Now, here is a case where we can get some real confusion as to which is dominant and which is recessive. Lets say we make the cross RRii x RRII. In this case the pod parent is red because it lacks the inhibitor gene. The pollen parent is white because the inhibitor gene is present. Notice that both parents are homozygous dominant for the red gene, so in effect the red gene is not segregating in this example. Now, when we make the cross we get RRIi F1's, which are white because of the presence of the inhibitor gene. When we self or sib mate these F1's we get a 3:1 ratio for white:red, 3/4(I_) and 1/4(ii), and in the backcross we get the expected 1:1 ratio. From this we would conclude that we have a single dominant gene with white being dominant. We would probably call this gene "W" with the W allele producing white flowers and the w allele producing red flowers. Just the opposite of our original example!

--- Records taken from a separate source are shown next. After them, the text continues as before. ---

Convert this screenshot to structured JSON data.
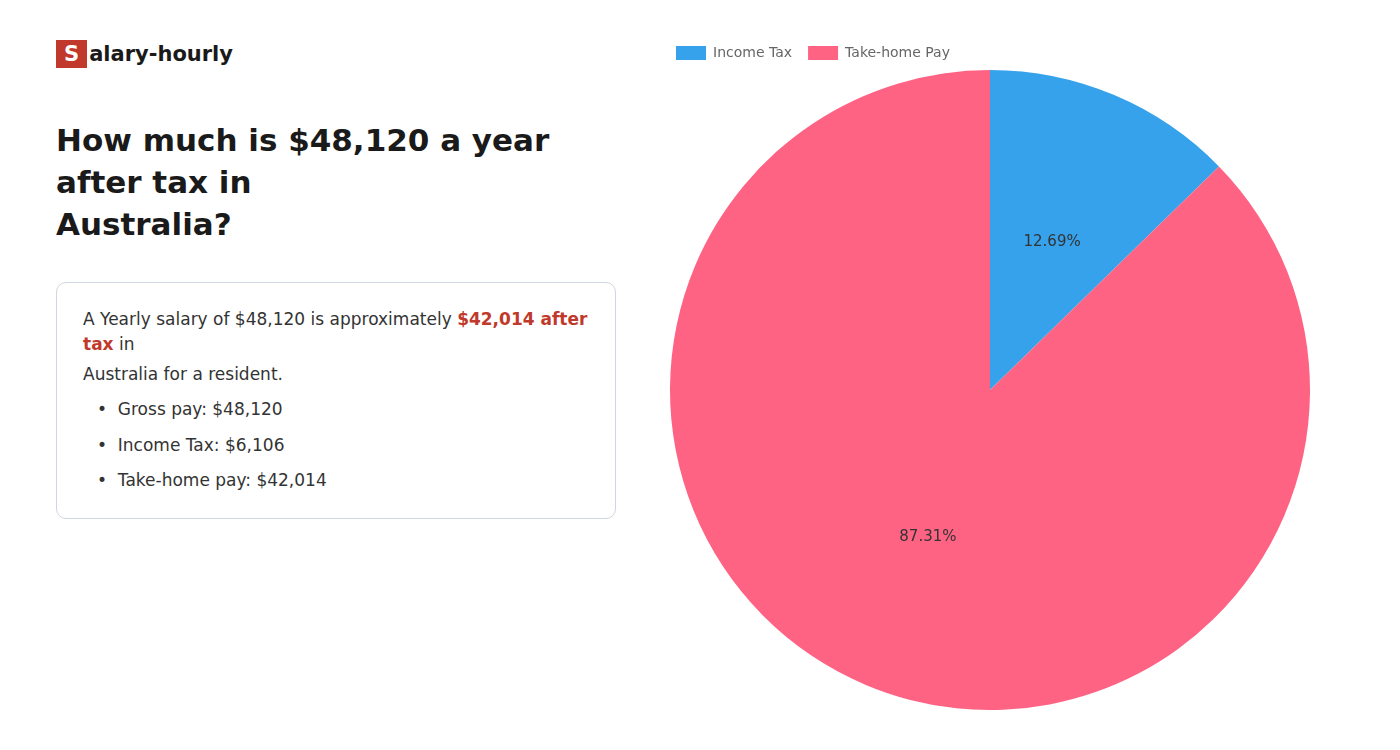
{
  "chart_data": {
    "type": "pie",
    "title": [
      "How much is $48,120 a year after tax in",
      "Australia?"
    ],
    "categories": [
      "Income Tax",
      "Take-home Pay"
    ],
    "values": [
      12.69,
      87.31
    ],
    "value_labels": [
      "12.69%",
      "87.31%"
    ],
    "data_labels": true,
    "legend": "upper left",
    "annotations": [
      [
        {
          "text": "S",
          "color": "#c0392b"
        },
        {
          "text": "alary-hourly"
        }
      ],
      [
        {
          "text": "A Yearly salary of $48,120 is approximately "
        },
        {
          "text": "$42,014 after tax",
          "color": "#c0392b"
        },
        {
          "text": " in"
        }
      ],
      [
        {
          "text": "Australia for a resident."
        }
      ],
      [
        {
          "text": "•  Gross pay: $48,120"
        }
      ],
      [
        {
          "text": "•  Income Tax: $6,106"
        }
      ],
      [
        {
          "text": "•  Take-home pay: $42,014"
        }
      ]
    ]
  }
}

>From this we can make some generalities. If two people are working on the same trait it is easy for them to come to completely different conclusions as to which is dominant and which is recessive if inhibitor genes are present. Also, if a "new" phenotype suddenly appears when you don't expect that phenotype, and then it becomes relatively easy to stabilize that trait, consider the possibility of inhibitor genes being involved.

I will leave this lesson with one further complication. Inhibitor genes can also be temperature sensitive. At high temperatures the inhibitor gene may be active while at colder temperature the gene may be inactive, or vice versa. Temperature sensitive inhibitor genes can help explain why some flowers have a slightly different color in different areas. A flower that opens up in a 80 degree Florida night may well appear to have a slightly different color compared to when that same flower opens up in a 50 degree night in the Pacific Northwest. Many white daylilies have a definite yellow color when they open up under cool conditions. If there seems to be some difference in the expression of a trait in different environments, consider the possibility of temperature sensitive inhibitor genes.